E celebra il lavoro duro, di contadini e artigiani. Di questi ultimi ne restano ancora. Si trovano botteghe ormai rare altrove nella città più proiettata verso il futuro e verso l'estero d'Italia. Qui c'è ancora il "materassaio". 

IL PARCO DELLE CAVE http://parcodellecave.it/
Sono poi uscita dal quartiere di Baggio Vecchia per andare a fare una passeggiata nel famoso Parco delle Cave, uno dei polmoni verdi più importanti di Milano, che colpisce per le sue dimensioni e per la natura che verdeggia e fiorisce, soprattutto a primavera, tra i suoi laghi meravigliosi: non sembra nemmeno di essere a Milano!

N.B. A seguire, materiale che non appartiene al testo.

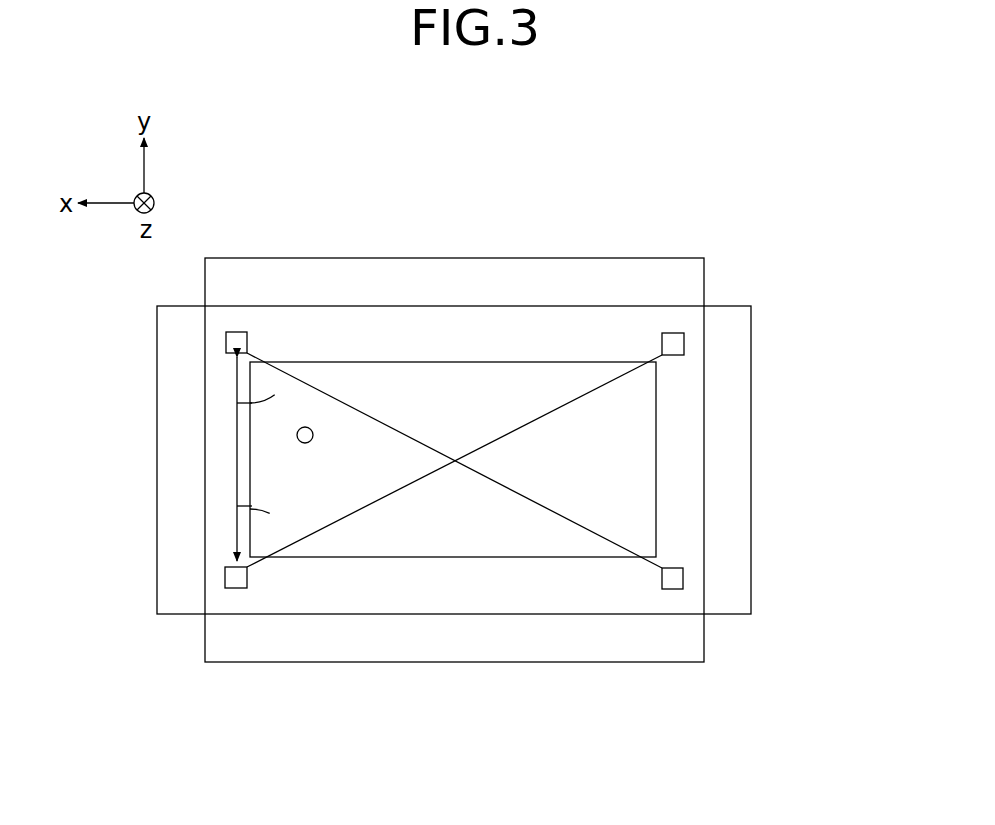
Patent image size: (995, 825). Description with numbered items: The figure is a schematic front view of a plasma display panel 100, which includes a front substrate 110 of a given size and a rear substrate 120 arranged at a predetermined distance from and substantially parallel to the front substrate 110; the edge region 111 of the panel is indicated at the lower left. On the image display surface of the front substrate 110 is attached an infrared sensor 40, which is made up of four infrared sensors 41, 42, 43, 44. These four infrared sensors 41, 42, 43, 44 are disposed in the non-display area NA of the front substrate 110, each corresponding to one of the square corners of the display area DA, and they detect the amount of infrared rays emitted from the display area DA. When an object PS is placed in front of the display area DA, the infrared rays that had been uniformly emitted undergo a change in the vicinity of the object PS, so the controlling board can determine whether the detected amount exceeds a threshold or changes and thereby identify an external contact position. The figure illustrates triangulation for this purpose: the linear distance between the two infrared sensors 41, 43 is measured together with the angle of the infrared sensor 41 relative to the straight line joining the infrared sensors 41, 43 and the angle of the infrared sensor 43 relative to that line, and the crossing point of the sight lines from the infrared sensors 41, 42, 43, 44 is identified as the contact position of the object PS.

The display device 100 is at (748, 242).
The front substrate 110 is at (751, 530).
The edge of display panel 111 is at (203, 662).
The rear substrate 120 is at (702, 638).
The infrared sensor 40 is at (242, 200).
The infrared sensor 41 is at (236, 332).
The infrared sensor 42 is at (670, 333).
The infrared sensor 43 is at (236, 588).
The infrared sensor 44 is at (670, 589).
The display area DA is at (656, 438).
The non-display area NA is at (176, 543).
The object PS is at (304, 427).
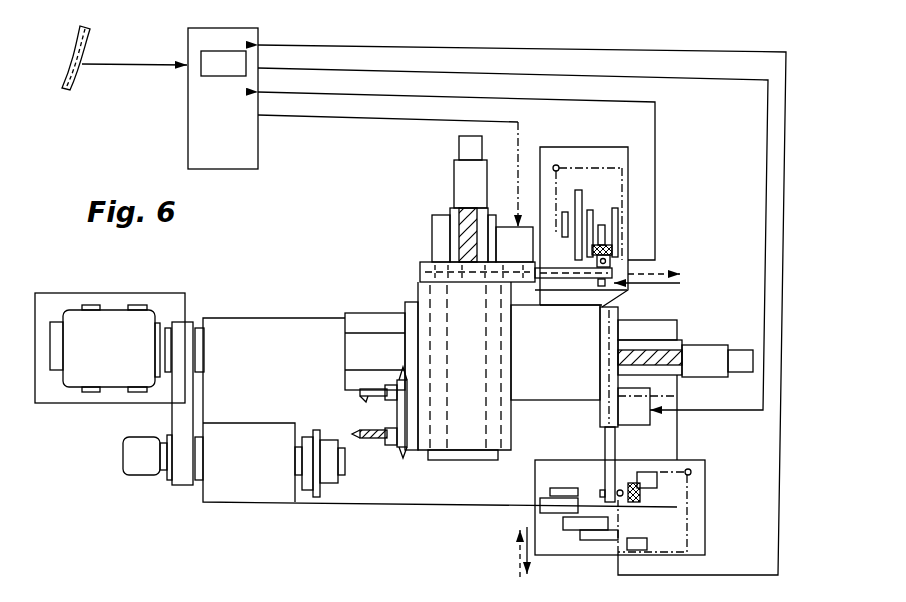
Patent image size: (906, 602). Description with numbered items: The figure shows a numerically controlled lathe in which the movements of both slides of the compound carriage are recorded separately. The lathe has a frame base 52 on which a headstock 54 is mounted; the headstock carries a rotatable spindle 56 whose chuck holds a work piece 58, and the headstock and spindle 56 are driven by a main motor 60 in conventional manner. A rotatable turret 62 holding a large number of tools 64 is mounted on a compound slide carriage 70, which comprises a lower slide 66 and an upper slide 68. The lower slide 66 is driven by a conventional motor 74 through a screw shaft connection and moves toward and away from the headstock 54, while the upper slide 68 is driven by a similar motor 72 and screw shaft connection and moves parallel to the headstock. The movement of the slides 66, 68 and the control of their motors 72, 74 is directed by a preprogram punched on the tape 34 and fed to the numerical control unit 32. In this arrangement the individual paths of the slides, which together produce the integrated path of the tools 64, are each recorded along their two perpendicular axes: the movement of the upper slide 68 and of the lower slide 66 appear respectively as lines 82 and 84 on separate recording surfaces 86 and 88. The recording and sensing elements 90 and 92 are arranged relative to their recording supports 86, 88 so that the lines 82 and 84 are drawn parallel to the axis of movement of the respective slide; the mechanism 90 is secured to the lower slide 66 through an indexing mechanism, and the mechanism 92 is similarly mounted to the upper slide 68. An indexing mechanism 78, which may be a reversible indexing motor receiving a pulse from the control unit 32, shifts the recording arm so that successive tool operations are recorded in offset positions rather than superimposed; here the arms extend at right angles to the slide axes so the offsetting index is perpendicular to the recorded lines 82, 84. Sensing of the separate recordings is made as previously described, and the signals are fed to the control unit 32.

The numerical control unit 32 is at (198, 103).
The tape 34 is at (88, 40).
The frame base 52 is at (237, 318).
The headstock 54 is at (227, 483).
The spindle 56 is at (302, 443).
The work piece 58 is at (330, 475).
The main motor 60 is at (85, 368).
The rotatable turret 62 is at (392, 448).
The tools 64 is at (355, 431).
The lower slide 66 is at (533, 400).
The upper slide 68 is at (440, 298).
The compound slide carriage 70 is at (400, 305).
The motor 72 is at (465, 180).
The motor 74 is at (700, 355).
The indexing mechanism 78 is at (512, 233).
The line 82 is at (617, 217).
The line 84 is at (580, 530).
The recording surface 86 is at (705, 547).
The recording surface 88 is at (620, 158).
The recording and sensing mechanism 90 is at (625, 503).
The recording and sensing mechanism 92 is at (625, 285).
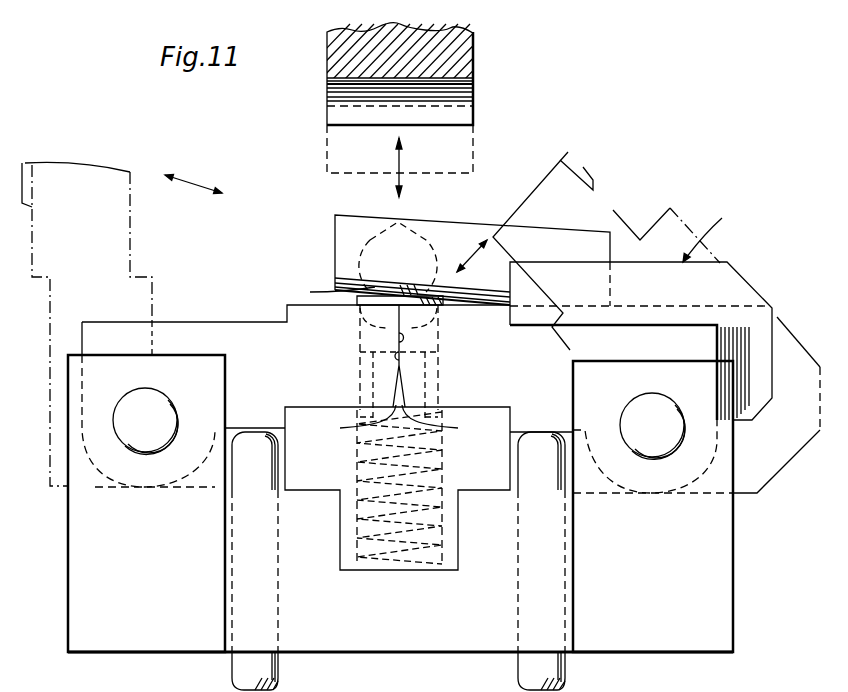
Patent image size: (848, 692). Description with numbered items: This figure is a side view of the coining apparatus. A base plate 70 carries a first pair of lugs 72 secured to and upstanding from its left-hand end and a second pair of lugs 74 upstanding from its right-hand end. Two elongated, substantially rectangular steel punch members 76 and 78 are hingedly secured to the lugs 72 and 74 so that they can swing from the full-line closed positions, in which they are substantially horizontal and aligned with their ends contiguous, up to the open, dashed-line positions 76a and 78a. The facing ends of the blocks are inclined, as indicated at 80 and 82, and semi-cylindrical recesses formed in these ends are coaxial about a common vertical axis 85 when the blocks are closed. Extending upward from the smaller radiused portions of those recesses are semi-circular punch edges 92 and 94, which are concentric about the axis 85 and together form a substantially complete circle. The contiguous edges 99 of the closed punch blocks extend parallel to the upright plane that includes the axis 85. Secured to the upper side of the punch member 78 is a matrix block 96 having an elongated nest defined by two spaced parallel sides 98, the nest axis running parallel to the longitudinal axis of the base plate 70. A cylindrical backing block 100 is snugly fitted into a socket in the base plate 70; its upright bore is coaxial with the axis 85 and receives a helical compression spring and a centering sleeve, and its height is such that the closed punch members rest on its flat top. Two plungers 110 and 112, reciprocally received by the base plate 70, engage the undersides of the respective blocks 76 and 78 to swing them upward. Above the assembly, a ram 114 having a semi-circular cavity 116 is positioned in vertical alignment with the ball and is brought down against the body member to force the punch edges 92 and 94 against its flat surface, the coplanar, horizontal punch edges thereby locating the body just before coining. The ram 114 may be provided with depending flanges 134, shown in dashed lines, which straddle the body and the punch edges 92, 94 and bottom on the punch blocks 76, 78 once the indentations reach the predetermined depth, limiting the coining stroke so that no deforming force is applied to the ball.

The base plate 70 is at (462, 637).
The first pair of lugs 72 is at (87, 598).
The second pair of lugs 74 is at (723, 605).
The punch member 76 is at (218, 320).
The open dashed-line position of punch member 76 76a is at (130, 192).
The punch member 78 is at (543, 396).
The open dashed-line position of punch member 78 78a is at (615, 207).
The inclined facing end 80 is at (363, 423).
The inclined facing end 82 is at (445, 427).
The common vertical axis 85 is at (400, 207).
The punch edge 92 is at (18, 175).
The punch edge 94 is at (588, 160).
The matrix block 96 is at (713, 234).
The spaced parallel sides 98 is at (705, 278).
The contiguous edges 99 is at (396, 340).
The backing block 100 is at (326, 478).
The plunger 110 is at (243, 670).
The plunger 112 is at (565, 672).
The ram 114 is at (473, 62).
The semi-circular cavity 116 is at (463, 105).
The depending flanges 134 is at (473, 160).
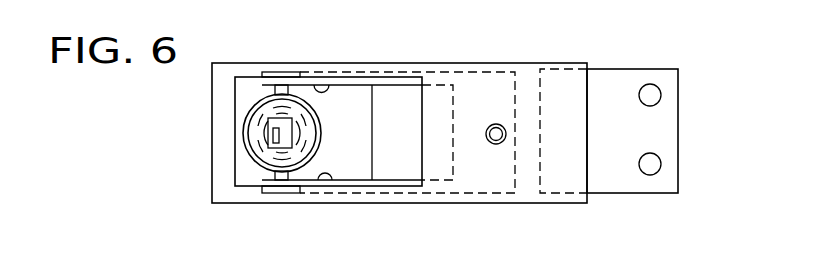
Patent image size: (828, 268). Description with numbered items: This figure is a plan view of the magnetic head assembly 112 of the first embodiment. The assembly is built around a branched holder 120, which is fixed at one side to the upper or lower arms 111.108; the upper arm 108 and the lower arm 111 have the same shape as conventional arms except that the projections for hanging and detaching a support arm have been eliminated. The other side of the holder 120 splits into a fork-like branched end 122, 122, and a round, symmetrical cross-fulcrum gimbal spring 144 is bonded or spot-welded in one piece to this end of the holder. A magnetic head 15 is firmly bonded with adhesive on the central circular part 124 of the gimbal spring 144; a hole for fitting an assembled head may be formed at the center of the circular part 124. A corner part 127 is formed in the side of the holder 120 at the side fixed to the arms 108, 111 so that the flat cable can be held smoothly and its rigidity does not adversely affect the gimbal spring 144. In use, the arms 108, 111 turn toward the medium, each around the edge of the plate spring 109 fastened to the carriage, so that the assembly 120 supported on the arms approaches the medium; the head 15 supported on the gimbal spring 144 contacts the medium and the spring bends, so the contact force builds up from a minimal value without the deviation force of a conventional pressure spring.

Ancora quando non si parlava di Parco le attività estrattive di ghiaia e sabbia iniziate negli anni ’20 formarono i famosi laghetti chiamati Cave, da cui il nome. 



Sull’area c’è ancora attiva l’attività agricola svolta presso la Cascina Caldera dall’Azienda Agricola Caldera che da oltre 50 anni lavora i terreni attorno alla Cascina Linterno e nel Parco delle Cave mantenendo attive anche le preziose marcite. L’idea di creare il parco nacque negli anni 70 e il Comune di Milano cominciò ad interessarsi per iniziare il risanamento dell’area. Ma solo negli anni 2000 il Parco diventa quello che è oggi, un orgoglio pe Baggio.



Nel Parco delle Cave si trovano due cascine di grande interesse storico-culturale: la Cascina Linterno, del XII secolo, luogo di grande pregio monumentale e la Cascina Caldera che risale al 1500 e che ha subito lavori di ampliamento e miglioria nel 1843. Alcune specie animali hanno saputo trarre un notevole vantaggio da questi insediamenti. Il Barbagianni e la Civetta sono predatori notturni che utilizzano gli edifici rurali per nidificare e i dintorni per procurarsi il cibo.


Prato fiorito al Parco delle Cave

Primavera al Parco

 Finisco il mio giro di Baggio al Monastero degli Olivetani, oggi sede dei Vigili:

Il Monastero
E torno alla Chiesa Vecchia, da cui ero partita, scattando ancora fotografie per ricordare Baggio e per invogliare tutti ad andare a farci un giro. Curiosando anche tra i locali caratteristici, come L'osteria alla Grande http://www.osteriaallagrande.com/, dove il proprietario ha raccolto tutta una serie di oggetti della ristorazione antichi che mi hanno ricordato il Museo Guatelli qui a Parma:


Interno del locale


Oggetti da collezione
 Magari ci andate in bicicletta, dato che a Baggio la bicicletta è celebrata e nel parco ci sono percorsi ciclabili adatti a tutti. Tutto è decorato, colorato... i baggesi hanno davvero a cuore la rivalutazione del loro quartiere, che è più un paese che un quartiere, un paese in città.


La scuola Secondaria Primo Levi, decorata all'esterno

Maiolica con bici in rilievo


Fuori dalla trattoria
Qui la famosa Trattoria Fà Ballà l'oeucc, https://www.trattoriafaballaloeucc.it/, 
in Via Pistoia 19. Tipica cucina milanese. Locale storico. All'ingresso un segno di civiltà: sotto al dipinto di Baggio, un vaso per buttare i mozziconi di sigaretta!